Klein H O, Keren G, Bakst A, Laniado S, Lang R, Kaplinsky E, Di Segni E
Department of Cardiology, Meir General Hospital, Kfar Saba, Israel.
Chest. 1998 Aug;114(2):469-76. doi: 10.1378/chest.114.2.469.
The murmur of hypertrophic obstructive cardiomyopathy (HOCM) increases in intensity in about 80% of those patients in whom carotid sinus pressure (CSP) slows the heart rate. This does not occur in valvular aortic stenosis (AS). STUDY OBJECTIVES, DESIGN, AND PATIENTS: It was hypothesized that left ventricular (LV) obstruction increases with CSP in HOCM and not in AS. Furthermore, it was not clear whether it was the sudden bradycardia or CSP itself that was responsible for the effect noted. Therefore, studies were performed using two different interventions: (1) Doppler echocardiography was performed before and during CSP in 36 HOCM patients and 21 AS patients; (2) two patients with DDD pacemakers and HOCM were examined before and after pacemaker rate slowing. Finally, atrial pacing was performed in three HOCM patients at catheterization, and atrial pacing was either slowed or stopped (without CSP).
LV outflow velocity and pressure gradient increased in 28 of 30 HOCM patients (92%) in whom heart rate decreased with CSP. The peak instantaneous pressure gradient increased from 45+/-37 to 77+/-53 mm Hg (p<0.005), and the velocity contour became more typical of HOCM. The pressure gradient increased from 30 mm Hg to 64 and 81 mm Hg, respectively, in the two patients with DDD pacemakers after pacemaker rate slowing. Similar results were seen with slowing or cessation of atrial pacing at catheterization. In contrast, the pressure gradient increased in only three of 21 AS patients (14%), to 44+/-28 from 41+/-25 mm Hg, and remained unchanged in the other 18.
This study shows that LV outflow velocity and pressure gradient increase markedly in most HOCM patients (92%) if CSP succeeds in slowing the heart rate, but not in patients with valvular AS. A similar effect is obtained by simply decreasing the atrial rate in patients with DDD or atrial pacemakers. This increase in outflow tract obstruction is sufficient to account for the increase in murmur intensity. Decreased afterload (secondary to greater aortic decompression with the longer diastole), increased intrinsic force of contraction with the bradycardia (the Woodworth effect), and Starling's law may play independent roles in the dynamic increase in obstruction observed during CSP in patients with HOCM. Worsening of mitral regurgitation was not clearly shown to contribute to the increase in murmur, but it cannot readily be ruled out.

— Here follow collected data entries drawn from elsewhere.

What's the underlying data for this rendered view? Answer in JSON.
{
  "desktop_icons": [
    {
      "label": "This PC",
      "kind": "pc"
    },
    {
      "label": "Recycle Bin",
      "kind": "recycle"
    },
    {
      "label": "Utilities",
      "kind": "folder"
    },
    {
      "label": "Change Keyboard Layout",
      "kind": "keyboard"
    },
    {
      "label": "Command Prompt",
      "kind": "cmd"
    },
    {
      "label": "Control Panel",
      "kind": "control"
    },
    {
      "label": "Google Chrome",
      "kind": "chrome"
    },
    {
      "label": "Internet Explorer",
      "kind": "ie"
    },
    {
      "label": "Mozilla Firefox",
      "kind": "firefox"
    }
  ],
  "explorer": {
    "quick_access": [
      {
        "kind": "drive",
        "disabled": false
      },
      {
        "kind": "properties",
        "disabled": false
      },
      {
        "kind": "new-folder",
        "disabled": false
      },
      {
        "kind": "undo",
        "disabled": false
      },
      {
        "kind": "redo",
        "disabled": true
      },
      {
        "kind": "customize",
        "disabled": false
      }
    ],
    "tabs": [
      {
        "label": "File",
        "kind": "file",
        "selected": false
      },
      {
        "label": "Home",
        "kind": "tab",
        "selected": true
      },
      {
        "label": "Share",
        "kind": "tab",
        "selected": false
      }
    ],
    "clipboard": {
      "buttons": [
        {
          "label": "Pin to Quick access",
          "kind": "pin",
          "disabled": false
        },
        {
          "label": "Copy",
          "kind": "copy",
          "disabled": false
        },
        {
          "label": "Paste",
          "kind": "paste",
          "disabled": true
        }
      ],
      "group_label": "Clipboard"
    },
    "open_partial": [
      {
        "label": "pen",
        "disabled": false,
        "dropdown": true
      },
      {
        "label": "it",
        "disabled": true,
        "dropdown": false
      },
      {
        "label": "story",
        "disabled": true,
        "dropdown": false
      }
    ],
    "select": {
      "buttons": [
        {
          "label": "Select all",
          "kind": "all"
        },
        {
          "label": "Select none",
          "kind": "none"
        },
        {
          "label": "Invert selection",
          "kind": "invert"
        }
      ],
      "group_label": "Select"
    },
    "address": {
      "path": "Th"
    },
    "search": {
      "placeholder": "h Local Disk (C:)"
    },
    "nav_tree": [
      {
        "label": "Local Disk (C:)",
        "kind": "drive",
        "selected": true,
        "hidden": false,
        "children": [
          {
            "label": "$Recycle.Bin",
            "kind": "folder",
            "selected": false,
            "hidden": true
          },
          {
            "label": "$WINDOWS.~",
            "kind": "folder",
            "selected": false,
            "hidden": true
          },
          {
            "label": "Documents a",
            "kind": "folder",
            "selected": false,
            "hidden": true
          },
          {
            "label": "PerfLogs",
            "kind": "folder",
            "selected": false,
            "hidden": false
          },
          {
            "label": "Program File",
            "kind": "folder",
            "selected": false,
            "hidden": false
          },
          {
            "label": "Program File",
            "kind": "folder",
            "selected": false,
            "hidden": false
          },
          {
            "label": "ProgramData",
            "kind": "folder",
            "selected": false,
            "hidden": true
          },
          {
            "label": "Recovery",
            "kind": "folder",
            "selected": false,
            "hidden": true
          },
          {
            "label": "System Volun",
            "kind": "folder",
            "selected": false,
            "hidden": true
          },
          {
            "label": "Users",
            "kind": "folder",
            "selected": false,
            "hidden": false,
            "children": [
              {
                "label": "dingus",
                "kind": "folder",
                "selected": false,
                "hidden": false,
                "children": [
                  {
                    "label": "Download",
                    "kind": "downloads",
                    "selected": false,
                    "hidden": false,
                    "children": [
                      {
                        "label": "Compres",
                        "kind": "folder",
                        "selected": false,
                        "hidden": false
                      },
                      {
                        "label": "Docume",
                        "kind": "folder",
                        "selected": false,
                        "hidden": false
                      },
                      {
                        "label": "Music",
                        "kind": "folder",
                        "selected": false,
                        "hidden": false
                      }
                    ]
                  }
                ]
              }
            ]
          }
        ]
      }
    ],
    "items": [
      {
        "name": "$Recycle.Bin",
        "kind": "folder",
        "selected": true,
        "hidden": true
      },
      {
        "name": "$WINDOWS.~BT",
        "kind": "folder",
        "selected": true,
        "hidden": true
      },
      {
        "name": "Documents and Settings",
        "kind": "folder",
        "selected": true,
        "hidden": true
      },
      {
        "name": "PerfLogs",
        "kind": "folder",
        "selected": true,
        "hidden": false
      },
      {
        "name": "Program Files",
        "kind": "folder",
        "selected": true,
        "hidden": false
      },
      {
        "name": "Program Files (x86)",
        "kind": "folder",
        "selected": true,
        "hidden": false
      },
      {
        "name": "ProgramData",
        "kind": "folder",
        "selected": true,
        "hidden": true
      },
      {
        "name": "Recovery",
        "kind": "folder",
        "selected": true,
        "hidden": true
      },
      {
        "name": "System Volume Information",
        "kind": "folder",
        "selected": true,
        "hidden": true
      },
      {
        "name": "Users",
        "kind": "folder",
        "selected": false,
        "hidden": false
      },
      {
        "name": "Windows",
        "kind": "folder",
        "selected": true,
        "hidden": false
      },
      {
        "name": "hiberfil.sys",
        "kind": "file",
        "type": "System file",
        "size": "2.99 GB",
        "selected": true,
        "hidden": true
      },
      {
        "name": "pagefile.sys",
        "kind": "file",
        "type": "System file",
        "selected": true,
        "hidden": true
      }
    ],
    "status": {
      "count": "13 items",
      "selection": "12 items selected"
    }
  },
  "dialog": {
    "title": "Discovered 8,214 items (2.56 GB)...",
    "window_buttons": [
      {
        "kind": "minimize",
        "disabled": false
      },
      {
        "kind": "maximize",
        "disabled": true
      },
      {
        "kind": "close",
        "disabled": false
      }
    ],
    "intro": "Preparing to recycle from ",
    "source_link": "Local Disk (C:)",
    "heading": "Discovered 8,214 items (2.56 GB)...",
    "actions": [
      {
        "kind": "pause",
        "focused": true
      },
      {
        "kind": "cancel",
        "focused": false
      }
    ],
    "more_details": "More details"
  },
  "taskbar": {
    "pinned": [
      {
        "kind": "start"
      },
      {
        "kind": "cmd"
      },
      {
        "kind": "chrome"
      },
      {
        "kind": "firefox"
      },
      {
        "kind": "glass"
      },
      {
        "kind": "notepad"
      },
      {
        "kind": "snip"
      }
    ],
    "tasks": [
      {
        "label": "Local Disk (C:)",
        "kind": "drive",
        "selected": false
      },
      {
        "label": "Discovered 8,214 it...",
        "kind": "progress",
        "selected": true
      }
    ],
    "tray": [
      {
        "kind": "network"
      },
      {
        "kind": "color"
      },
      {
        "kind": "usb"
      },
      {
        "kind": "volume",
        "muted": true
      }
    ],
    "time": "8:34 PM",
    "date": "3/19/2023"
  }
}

肥厚性梗阻性心肌病(HOCM)患者中,约80%在颈动脉窦按压(CSP)使心率减慢时杂音强度增加。而在瓣膜性主动脉狭窄(AS)患者中则不会出现这种情况。研究目的、设计及患者:研究假设HOCM患者中左心室(LV)梗阻随CSP增加,而AS患者中则不然。此外,尚不清楚是突然的心动过缓还是CSP本身导致了上述效应。因此,采用两种不同干预措施进行研究:(1)对36例HOCM患者和21例AS患者在CSP前后进行多普勒超声心动图检查;(2)对2例植入DDD起搏器的HOCM患者在起搏器心率减慢前后进行检查。最后,对3例HOCM患者在导管插入术时进行心房起搏,且心房起搏要么减慢要么停止(无CSP)。
30例因CSP使心率减慢的HOCM患者中有28例(92%)左心室流出道速度和压力阶差增加。峰值瞬时压力阶差从45±37 mmHg增至77±53 mmHg(p<0.005),速度轮廓更符合HOCM特征。2例植入DDD起搏器的患者在起搏器心率减慢后,压力阶差分别从30 mmHg增至64 mmHg和81 mmHg。在导管插入术时心房起搏减慢或停止也观察到类似结果。相比之下,21例AS患者中只有3例(14%)压力阶差增加,从41±25 mmHg增至44±28 mmHg,其余18例保持不变。
本研究表明,若CSP成功使心率减慢,大多数HOCM患者(92%)左心室流出道速度和压力阶差会显著增加,而瓣膜性AS患者则不会。对于植入DDD或心房起搏器的患者,单纯降低心房率也可获得类似效果。流出道梗阻的这种增加足以解释杂音强度的增加。后负荷降低(继发于舒张期延长导致的主动脉更大程度减压)、心动过缓时收缩力内在增加(伍德沃思效应)以及斯塔林定律可能在HOCM患者CSP期间观察到的梗阻动态增加中发挥独立作用。二尖瓣反流加重未明确显示对杂音增加有影响,但也不能轻易排除。